Early in the morning we went down from the Dun to hear mass in the small bracken-thatched church that served both the Dun and the fisher village below it. For once, Cabal was not with me, being too much taken up with the hut where Maglaunus’s favorite hunting bitch was in season; but I remember that Pharic had his hawk with him — indeed he seldom moved far without her — and carried her still, when we reached the church door and went in under the stone lintel. There was room in the church for Maglaunus’s household, and for the small band of Companions who followed me, but for few more, and so for the most part the lesser folk of both Dun and village remained outside in the forecourt like a low-walled sheepcote. It made little difference, for they could hear all that went on through the open doorway, and at the appointed time the three monks of the Holy House at Are Cluta, who lived in the humpbacked bothy beside the church, would bring out to them the Bread and Wine.
I heard little of the service, for with my eyes schooled straight in front of me, I seemed all the while, with every sense I possessed, to be watching Guenhumara with her maidens about her, in the women’s part of the church. When the time came for the Sacred Meal, I knew how she looked around for her brothers, for Pharic most of all, that they might go up together, and I knew that they had always gone up together. I went up next, and knelt at Pharic’s other side — his left side on which he carried his hawk; and it is so that I remember the small unvoiced battle of wills between priest and princeling, the one denying and the other maintaining the right to bring his hawk to the Lord’s Table. Clearly it was a long-standing struggle, and when after a few moments the priest lowered his eyes in defeat, it was a defeat that he had known many times before.

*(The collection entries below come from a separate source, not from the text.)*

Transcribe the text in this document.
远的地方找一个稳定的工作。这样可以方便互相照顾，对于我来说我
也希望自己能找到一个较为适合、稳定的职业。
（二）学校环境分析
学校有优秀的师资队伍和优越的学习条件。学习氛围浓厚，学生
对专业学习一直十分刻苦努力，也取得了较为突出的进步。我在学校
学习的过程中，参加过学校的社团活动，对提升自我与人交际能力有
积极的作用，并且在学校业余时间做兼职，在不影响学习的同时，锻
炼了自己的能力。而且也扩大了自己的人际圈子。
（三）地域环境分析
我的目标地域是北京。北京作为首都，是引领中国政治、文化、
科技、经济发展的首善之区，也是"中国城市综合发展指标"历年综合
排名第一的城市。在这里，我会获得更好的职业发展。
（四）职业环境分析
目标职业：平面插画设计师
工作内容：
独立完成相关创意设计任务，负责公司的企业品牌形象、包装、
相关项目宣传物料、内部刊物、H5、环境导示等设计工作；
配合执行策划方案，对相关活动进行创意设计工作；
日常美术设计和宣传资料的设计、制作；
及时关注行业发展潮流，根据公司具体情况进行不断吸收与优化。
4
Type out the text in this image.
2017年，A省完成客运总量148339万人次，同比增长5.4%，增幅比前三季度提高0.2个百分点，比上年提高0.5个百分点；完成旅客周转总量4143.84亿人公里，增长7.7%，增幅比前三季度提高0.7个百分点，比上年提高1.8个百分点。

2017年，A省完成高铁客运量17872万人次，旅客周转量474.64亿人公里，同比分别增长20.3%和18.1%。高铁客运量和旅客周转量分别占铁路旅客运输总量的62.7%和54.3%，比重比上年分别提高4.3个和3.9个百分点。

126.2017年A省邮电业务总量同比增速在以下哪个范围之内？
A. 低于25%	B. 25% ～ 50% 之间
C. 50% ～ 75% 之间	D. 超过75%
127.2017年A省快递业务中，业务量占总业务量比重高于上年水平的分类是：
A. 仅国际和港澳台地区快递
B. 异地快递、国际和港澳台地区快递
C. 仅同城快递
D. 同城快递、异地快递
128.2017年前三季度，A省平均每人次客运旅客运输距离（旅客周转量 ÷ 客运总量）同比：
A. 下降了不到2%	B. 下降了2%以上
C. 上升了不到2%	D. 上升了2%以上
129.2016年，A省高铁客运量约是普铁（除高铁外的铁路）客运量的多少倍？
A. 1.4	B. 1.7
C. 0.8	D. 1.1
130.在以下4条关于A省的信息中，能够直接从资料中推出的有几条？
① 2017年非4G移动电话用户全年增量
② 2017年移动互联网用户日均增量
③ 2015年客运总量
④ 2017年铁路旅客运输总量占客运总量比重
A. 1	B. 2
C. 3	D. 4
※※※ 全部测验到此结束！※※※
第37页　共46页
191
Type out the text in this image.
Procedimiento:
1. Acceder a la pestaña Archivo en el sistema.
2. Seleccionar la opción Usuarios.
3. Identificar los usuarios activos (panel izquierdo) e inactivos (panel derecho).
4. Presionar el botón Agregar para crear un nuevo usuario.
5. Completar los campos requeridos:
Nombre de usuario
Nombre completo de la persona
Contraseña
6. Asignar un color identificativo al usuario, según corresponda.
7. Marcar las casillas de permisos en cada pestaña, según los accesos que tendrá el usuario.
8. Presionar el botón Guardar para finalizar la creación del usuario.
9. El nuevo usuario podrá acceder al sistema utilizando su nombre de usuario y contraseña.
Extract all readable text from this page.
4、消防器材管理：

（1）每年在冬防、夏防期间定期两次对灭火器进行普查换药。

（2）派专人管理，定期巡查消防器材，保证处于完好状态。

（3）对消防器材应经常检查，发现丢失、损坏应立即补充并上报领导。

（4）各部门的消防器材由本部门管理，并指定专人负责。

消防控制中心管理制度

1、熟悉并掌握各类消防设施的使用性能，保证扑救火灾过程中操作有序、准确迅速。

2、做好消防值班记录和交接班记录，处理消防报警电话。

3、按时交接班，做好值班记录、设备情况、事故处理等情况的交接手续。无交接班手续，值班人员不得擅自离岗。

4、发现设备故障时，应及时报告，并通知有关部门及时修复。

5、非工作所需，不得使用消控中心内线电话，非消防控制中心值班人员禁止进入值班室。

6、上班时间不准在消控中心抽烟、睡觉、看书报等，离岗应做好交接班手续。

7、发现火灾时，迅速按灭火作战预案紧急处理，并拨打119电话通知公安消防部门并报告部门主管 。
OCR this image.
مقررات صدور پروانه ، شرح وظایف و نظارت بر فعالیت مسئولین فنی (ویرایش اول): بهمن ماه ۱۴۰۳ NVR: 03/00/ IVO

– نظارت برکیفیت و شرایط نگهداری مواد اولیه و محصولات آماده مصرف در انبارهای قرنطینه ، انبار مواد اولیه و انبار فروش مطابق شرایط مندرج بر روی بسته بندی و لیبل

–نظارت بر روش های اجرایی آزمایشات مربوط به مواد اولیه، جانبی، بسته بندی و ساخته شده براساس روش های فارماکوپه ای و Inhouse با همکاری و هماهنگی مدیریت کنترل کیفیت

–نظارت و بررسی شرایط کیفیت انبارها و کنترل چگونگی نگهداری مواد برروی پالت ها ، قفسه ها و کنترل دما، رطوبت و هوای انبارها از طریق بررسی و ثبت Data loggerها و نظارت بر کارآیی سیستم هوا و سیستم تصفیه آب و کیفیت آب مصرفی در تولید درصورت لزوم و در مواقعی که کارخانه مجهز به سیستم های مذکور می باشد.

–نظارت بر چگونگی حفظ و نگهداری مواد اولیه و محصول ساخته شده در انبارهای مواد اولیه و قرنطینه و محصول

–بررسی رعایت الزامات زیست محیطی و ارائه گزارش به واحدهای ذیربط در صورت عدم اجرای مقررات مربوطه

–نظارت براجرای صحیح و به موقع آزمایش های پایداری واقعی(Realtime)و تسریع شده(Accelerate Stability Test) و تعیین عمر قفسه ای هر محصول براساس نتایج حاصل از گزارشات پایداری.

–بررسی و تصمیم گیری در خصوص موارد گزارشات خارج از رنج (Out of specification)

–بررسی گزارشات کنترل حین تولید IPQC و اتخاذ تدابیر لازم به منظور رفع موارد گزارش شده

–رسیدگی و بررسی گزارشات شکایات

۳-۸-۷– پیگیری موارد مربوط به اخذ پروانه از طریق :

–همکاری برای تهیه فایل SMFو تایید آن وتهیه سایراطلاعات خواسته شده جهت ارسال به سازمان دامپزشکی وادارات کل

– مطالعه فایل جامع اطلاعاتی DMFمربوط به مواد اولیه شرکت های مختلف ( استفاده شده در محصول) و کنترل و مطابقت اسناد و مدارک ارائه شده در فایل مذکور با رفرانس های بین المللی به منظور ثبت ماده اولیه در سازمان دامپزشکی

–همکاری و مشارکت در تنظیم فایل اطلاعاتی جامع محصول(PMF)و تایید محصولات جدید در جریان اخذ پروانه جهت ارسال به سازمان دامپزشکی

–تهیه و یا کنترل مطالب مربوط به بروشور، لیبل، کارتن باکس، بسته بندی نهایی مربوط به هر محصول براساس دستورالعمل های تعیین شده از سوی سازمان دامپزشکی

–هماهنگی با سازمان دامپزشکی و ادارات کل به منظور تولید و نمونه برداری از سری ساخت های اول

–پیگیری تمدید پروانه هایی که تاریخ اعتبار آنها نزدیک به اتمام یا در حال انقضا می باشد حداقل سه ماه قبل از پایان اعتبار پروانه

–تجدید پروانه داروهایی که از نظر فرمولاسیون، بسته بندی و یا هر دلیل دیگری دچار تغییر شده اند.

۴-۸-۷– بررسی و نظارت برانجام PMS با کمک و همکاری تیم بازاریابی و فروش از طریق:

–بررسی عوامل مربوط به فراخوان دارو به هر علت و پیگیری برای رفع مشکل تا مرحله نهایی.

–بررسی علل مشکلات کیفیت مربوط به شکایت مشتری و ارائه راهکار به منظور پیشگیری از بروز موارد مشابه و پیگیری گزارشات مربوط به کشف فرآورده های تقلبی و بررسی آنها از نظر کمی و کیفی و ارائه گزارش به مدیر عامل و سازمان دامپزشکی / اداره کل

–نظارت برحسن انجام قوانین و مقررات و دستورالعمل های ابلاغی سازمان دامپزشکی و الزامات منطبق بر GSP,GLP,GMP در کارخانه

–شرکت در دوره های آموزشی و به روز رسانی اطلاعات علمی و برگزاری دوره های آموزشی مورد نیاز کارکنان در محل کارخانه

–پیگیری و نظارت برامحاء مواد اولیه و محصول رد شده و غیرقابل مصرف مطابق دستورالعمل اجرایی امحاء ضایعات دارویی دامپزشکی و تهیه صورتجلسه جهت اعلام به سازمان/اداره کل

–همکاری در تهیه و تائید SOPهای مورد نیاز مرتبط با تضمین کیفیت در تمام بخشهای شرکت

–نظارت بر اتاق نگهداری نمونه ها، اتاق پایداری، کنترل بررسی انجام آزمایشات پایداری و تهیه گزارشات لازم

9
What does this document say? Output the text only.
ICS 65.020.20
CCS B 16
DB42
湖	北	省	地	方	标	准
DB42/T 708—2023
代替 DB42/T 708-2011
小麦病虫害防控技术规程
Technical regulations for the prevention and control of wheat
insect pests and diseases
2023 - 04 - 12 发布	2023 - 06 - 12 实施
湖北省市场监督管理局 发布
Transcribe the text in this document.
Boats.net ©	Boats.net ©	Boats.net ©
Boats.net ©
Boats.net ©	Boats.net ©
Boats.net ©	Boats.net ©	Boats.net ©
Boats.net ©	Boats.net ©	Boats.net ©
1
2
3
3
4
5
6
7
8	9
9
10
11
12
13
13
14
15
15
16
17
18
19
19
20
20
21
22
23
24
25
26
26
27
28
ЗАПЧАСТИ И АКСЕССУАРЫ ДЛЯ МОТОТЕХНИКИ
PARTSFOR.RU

The three dark-frocked brethren must have realized the chieftain’s absence, and understood its reason. They must have known, when they carried out the Host to the kneeling warriors and fisher-folk in the forecourt, that m a few hours they would be up on the moors with the Nine Sisters, stretching eager hands to an older and deeper-rooted Lord than the Christos. But they made no sign; they were withdrawn, showed nothing in their quiet faces; and I knew that they would ask no questions.
When we came out again through the forecourt gate, with the mass of worshippers already thinning, Pharic, still carrying his hawk, was gentling the back of her neck with one finger, so that she bobbed her unhooded head, hunching her shoulders in pleasure. “It is a good hawking day,” he said suddenly, and glanced about him, at his brothers and the rest of us. “The Lord knows we may not have many more chances before the autumn molt, and I am away up to the moors. Laethrig, my Lord Artos — Sulian — Gault — who comes with me?” And swinging on his heel without pause for any answer, to shout for horses and others of his hawks to be brought down.
But indeed the plan fell in with our mood well enough, for I think all of us wanted some outlet for the unrest that was growing in us, something to fill the hours until dark. And when the horses were brought and a couple more hawks, each with its familiar glove, we mounted, and gathered up a few dogs to flush game for us, and headed for the marshy glens northward, in search of heron.